One likes to read

The Uncommon Reader
by Alan Bennett

This is a brilliantly funny, astute, thought-provoking book that is sadly small enough to read in one short sitting. I immediately added a whole bunch of Bennett books to my wishlist (any advice on which to read next appreciated).

The “uncommon reader” of the title is the Queen, who has never had much time for reading, but on bumping into a travelling library in the grounds of Buckingham Palace takes out a book, initially to be polite. Politeness turns to genuine interest, tempered by a keen awareness that she doesn’t know much about books besides having met most of their authors. So she promotes kitchen hand Norman, the library van’s only regular customer, to be her amanuensis and literary adviser. As her passion for reading grows, she becomes distracted from, and then bored by, her royal duties, and her staff conspire to cure her of this bad habit.

The first half of this book is acutely observed, laugh-out-loud funny, with the character of the Queen being charming, intelligent and completely believable. There is absolutely no doubt that this is Queen Elizabeth II and not some nameless dateless monarch. From the corgis to the extended family to the list of prime ministers she has worked with, this is undoubtedly our very own Queen. And Bennett has made her initially very likeable:

“‘Do you know,’ she said one evening as they were reading in her study, ‘do you know the area in which one would truly excel?’
‘No, ma’am?’
‘The pub quiz. One has been everywhere and though one might have difficulty with pop music and some sport, when it comes to the capital of Zimbabwe, say, or the principal exports of New South Wales, I have all that at my fingertips.’
‘And I could do the pop,’ said Norman.
‘Yes,’ said the Queen. ‘We would make a good team. Ah well. The road not travelled.'”

In the second half of the book, the tone shifts a little.
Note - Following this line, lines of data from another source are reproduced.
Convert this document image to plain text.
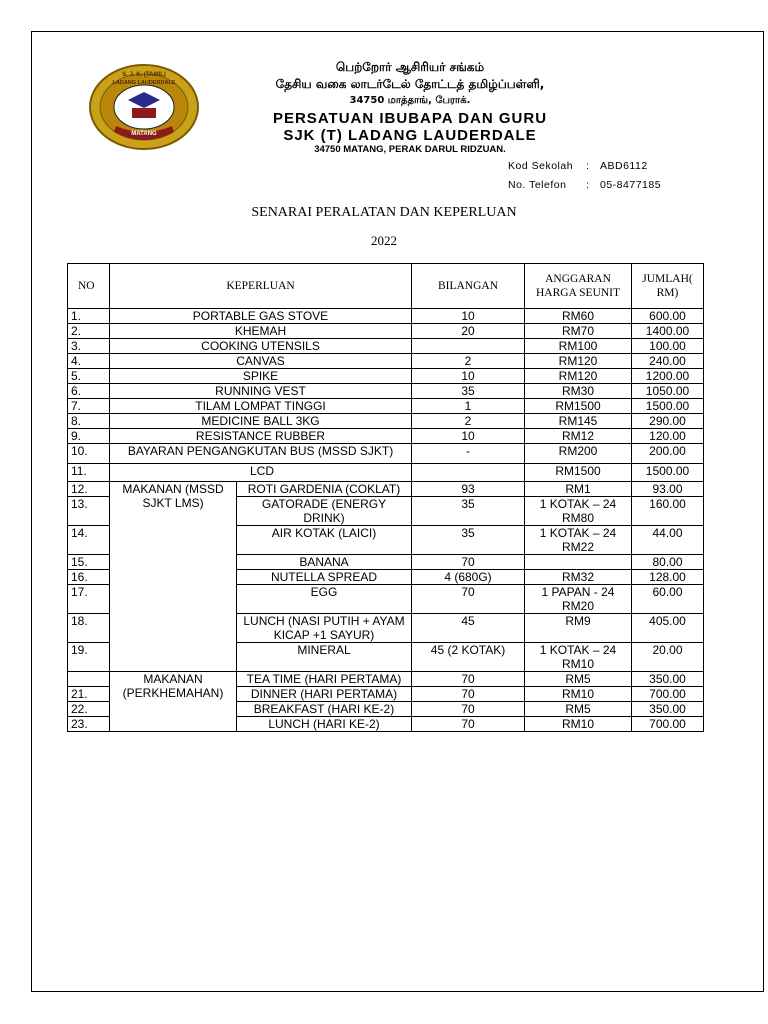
MATANG
S. J. K. (TAMIL)
LADANG LAUDERDALE
பெற்றோர் ஆசிரியர் சங்கம்
தேசிய வகை லாடர்டேல் தோட்டத் தமிழ்ப்பள்ளி,
34750 மாத்தாங், பேராக்.
PERSATUAN IBUBAPA DAN GURU
SJK (T) LADANG LAUDERDALE
34750 MATANG, PERAK DARUL RIDZUAN.
Kod Sekolah : ABD6112
No. Telefon : 05-8477185
SENARAI PERALATAN DAN KEPERLUAN
2022
NO	KEPERLUAN		BILANGAN	ANGGARAN HARGA SEUNIT	JUMLAH( RM)
1.	PORTABLE GAS STOVE		10	RM60	600.00
2.	KHEMAH		20	RM70	1400.00
3.	COOKING UTENSILS			RM100	100.00
4.	CANVAS		2	RM120	240.00
5.	SPIKE		10	RM120	1200.00
6.	RUNNING VEST		35	RM30	1050.00
7.	TILAM LOMPAT TINGGI		1	RM1500	1500.00
8.	MEDICINE BALL 3KG		2	RM145	290.00
9.	RESISTANCE RUBBER		10	RM12	120.00
10.	BAYARAN PENGANGKUTAN BUS (MSSD SJKT)		-	RM200	200.00
11.	LCD			RM1500	1500.00
12.	MAKANAN (MSSD SJKT LMS)	ROTI GARDENIA (COKLAT)	93	RM1	93.00
13.		GATORADE (ENERGY DRINK)	35	1 KOTAK – 24 RM80	160.00
14.		AIR KOTAK (LAICI)	35	1 KOTAK – 24 RM22	44.00
15.		BANANA	70		80.00
16.		NUTELLA SPREAD	4 (680G)	RM32	128.00
17.		EGG	70	1 PAPAN - 24 RM20	60.00
18.		LUNCH (NASI PUTIH + AYAM KICAP +1 SAYUR)	45	RM9	405.00
19.		MINERAL	45 (2 KOTAK)	1 KOTAK – 24 RM10	20.00
	MAKANAN (PERKHEMAHAN)	TEA TIME (HARI PERTAMA)	70	RM5	350.00
21.		DINNER (HARI PERTAMA)	70	RM10	700.00
22.		BREAKFAST (HARI KE-2)	70	RM5	350.00
23.		LUNCH (HARI KE-2)	70	RM10	700.00
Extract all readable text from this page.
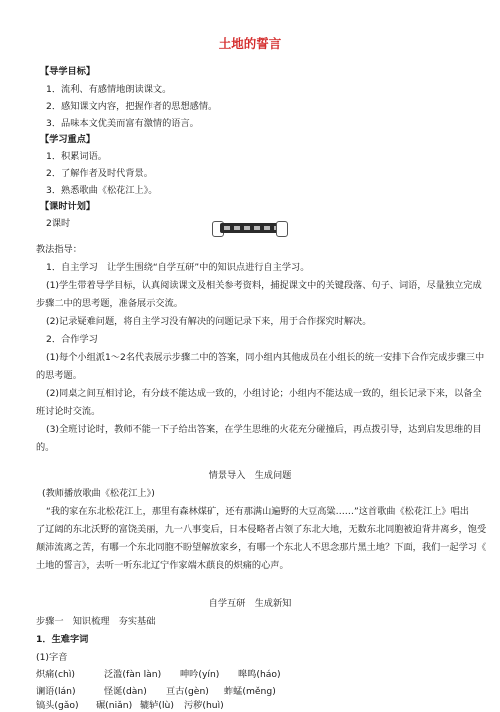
土地的誓言
【导学目标】
1．流利、有感情地朗读课文。
2．感知课文内容，把握作者的思想感情。
3．品味本文优美而富有激情的语言。
【学习重点】
1．积累词语。
2．了解作者及时代背景。
3．熟悉歌曲《松花江上》。
【课时计划】
2课时
教法指导：
1．自主学习　让学生围绕“自学互研”中的知识点进行自主学习。
(1)学生带着导学目标，认真阅读课文及相关参考资料，捕捉课文中的关键段落、句子、词语，尽量独立完成
步骤二中的思考题，准备展示交流。
(2)记录疑难问题，将自主学习没有解决的问题记录下来，用于合作探究时解决。
2．合作学习
(1)每个小组派1～2名代表展示步骤二中的答案，同小组内其他成员在小组长的统一安排下合作完成步骤三中
的思考题。
(2)同桌之间互相讨论，有分歧不能达成一致的，小组讨论；小组内不能达成一致的，组长记录下来，以备全
班讨论时交流。
(3)全班讨论时，教师不能一下子给出答案，在学生思维的火花充分碰撞后，再点拨引导，达到启发思维的目
的。
情景导入　生成问题
(教师播放歌曲《松花江上》)
“我的家在东北松花江上，那里有森林煤矿，还有那满山遍野的大豆高粱……”这首歌曲《松花江上》唱出
了辽阔的东北沃野的富饶美丽，九一八事变后，日本侵略者占领了东北大地，无数东北同胞被迫背井离乡，饱受
颠沛流离之苦，有哪一个东北同胞不盼望解放家乡，有哪一个东北人不思念那片黑土地？下面，我们一起学习《
土地的誓言》，去听一听东北辽宁作家端木蕻良的炽痛的心声。
自学互研　生成新知
步骤一　知识梳理　夯实基础
1．生难字词
(1)字音
炽痛(chì)	泛滥(fàn làn) 呻吟(yín) 嗥鸣(háo)
谰语(lán)	怪诞(dàn) 亘古(gèn) 蚱蜢(měng)
镐头(gǎo) 碾(niǎn) 辘轳(lù) 污秽(huì)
The emphasis is a little less overtly comedic and more seriously looks at how reading can change a person, both in perhaps obvious ways such as informing and widening horizons, and in less obvious ways – increased observation of details, reduced tolerance for the status quo, an appearance of being constantly distracted – that in some people might not be a problem, in fact might be welcomed, but in the Queen are seen as troublesome and even dangerous.

I was a little sad about the reduced comedy but still greatly entertained and impressed by how smartly Bennett envisaged this scenario and how various people might react. The denouement is fantastic, though I’ll admit it did change my mind about making this book the topic of any conversation I may ever get to have with the actual real-life Queen.

First published in 2006 in the London Review of Books.
Published as a book by Faber in 2007.